I don’t know about you, but I find myself caught in this tug-o-war this time of year. There is a push to do all the things, make all the memories, and this equally loud cry to pull back, pare down, simplify and trim. Where do maximizing and minimalism meet? If you are wondering, you’re not alone.
The advent devotional I planned to read this year showed up late. And yet, somehow, right on time. That sentence should have a familiar ring to it this time of year. The long waiting, the silence, the perfect arrival. I don’t want to miss any of the small ways to see and remember this year, friend.
So I cracked open the late, but perfectly timed, devotion this morning and read these words.
Jesus knew he had come not just to preach the gospel of sacrifice, but also to be that sacrifice, yet he was perfectly willing.
And this is one reason I chose a Paul Tripp devotional this year. His simple sentences are stunningly convicting.
I let the words settle. Preach sacrifice. Be sacrifice. Perfectly willing.
Often times I take in the gospel story in bits and pieces.

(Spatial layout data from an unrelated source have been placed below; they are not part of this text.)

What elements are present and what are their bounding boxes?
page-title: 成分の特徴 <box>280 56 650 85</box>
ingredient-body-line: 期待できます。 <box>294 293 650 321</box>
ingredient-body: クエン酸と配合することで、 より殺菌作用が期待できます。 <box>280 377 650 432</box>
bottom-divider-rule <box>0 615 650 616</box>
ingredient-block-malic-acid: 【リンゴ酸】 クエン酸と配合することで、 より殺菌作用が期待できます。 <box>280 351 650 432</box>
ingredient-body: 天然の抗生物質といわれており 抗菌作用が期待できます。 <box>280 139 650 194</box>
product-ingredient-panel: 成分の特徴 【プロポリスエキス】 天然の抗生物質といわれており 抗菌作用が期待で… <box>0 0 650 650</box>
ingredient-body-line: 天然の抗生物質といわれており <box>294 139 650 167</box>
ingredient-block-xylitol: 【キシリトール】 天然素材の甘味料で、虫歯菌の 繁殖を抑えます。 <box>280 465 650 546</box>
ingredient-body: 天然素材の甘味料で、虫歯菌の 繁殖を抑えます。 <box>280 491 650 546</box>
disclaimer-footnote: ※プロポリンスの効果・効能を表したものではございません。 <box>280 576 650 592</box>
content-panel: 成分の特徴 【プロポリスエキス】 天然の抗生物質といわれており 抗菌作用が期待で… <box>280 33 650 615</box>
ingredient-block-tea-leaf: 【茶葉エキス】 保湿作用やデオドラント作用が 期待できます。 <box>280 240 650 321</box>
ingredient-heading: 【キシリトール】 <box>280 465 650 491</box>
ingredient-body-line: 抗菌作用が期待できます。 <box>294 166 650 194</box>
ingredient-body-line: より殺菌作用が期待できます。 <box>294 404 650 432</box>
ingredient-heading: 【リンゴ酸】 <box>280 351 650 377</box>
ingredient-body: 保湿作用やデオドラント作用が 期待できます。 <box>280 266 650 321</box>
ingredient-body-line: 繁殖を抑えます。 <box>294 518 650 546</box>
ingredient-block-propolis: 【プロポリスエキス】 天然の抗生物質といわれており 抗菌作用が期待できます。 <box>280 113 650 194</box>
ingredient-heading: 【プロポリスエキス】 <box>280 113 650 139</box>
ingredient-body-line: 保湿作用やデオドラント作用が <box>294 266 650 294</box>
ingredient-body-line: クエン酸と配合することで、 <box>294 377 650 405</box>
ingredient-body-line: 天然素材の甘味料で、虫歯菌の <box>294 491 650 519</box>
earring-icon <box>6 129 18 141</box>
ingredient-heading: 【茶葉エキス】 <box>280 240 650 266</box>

Maybe it’s the magnitude of it all – a virgin birth, the Son of God in humble human skin, angels, shepherds, wise men, years of humanity, growing, temptation, miracles, leading, teaching, betrayal, heartbreak, tears of blood, death and life. It’s just so much to wrap my finite brain around.
And then the devotion reminds me, in it all, through it all, He was perfectly willing. My mind stops shorts here, like an error code on a calculator. I simply cannot compute.
I’ve done a few hard things in my life, I think. I’ve nibbled the edges of sacrifice. Comparatively, I probably rank low, but I know better than to play those comparison games. If I sift through what I know, what I’ve seen, I can form a low level understanding of sacrifice.
But that perfectly willing part makes me incredibly uncomfortable.
I wash clothes and pick up messes, mostly willing, most of the time.
Every day I cook meals and make my bed, willing much of the time.
I teach and I learn and I try new things with varying degrees of willingness, more so when it benefits me. But to swim in an ocean of sacrifice, sacrifice that is the most humbling, the most painful, the most lonely and to be perfectly willing is something I have never even come close to knowing.
Maximizing vs. Minimalism
This time of year I weigh maximizing and minimalism carefully. I’m a girl who likes to do all the things. Left to my own devices I can run life ragged, empty. Maturity (and a wise husband) has helped me steer that fervor a little more wisely over the years, but sometimes I still become this pendulum that swings heavy one direction or the other.
Plus minimalism is trendy now, right?
Okay, let’s not do all the things. Not go all the places. Less is more. I can do this!
But in seeking balance, in finding a good fit for our families – it’s also easy to lose sight of the bigger picture. When we drink in the story in bits and pieces, the fragments don’t always resound of the greater truth. Paul Tripp puts it this way:
We have tended to reduce the active field of our concern down to the tiny confines of our wants, our needs, our plans, our satisfaction, and our happiness. (Come Let Us Adore Him)
Ouch.
What if we don’t need to join either camp, maximizing or minimizing? What if our pursuit of such too often makes everything all about…us? We strategize and maneuver for picture perfect outcomes and yet the real work has already been done. With perfectly willingness, done.
In this season, this year, this life, we live to bring glory to God – with our schedules and our homes, in our relationships and at our Christmas parties, with our decor and our meals and gifting and receiving it all. These aren’t bits and pieces, this is all of it. Our mission plain and simple is to glorify Him. Honor Him.
The challenge is not to minimize or maximize any of it. But rather to see Him here, to follow Him here, to honor Him here, to obey Him here.
Rather than looking for a camp to join, let’s look to a God to follow. Let’s look to a God who put skin on, who gets real work and real relationship and the nuances and challenges of all of it.
What if we stepped away from the distraction of less and more, a tug-o-war than grounds our eyes, and instead used that energy to lift our chins and focus on the only One who has ever been perfectly willing to meet us and lead us, right where we are?
God, help me see you here. Help me stand in awe of the work you have done, be captivated by your perfect willingness here. You entered a broken world and continue to enter broken hearts like mine. Fill the spaces, Jesus. All the peace and order I seek, let it be You.
Giving me a heart that is willing, not for all that I see, but for what You see. Make me willing to obey, willing to love, willing to engage and serve and be vulnerable that You may be glorified. Thank you for your perfect willingness, a willingness that I can’t even fathom but one that makes me want to know you even more. I am so grateful. In Jesus name, Amen.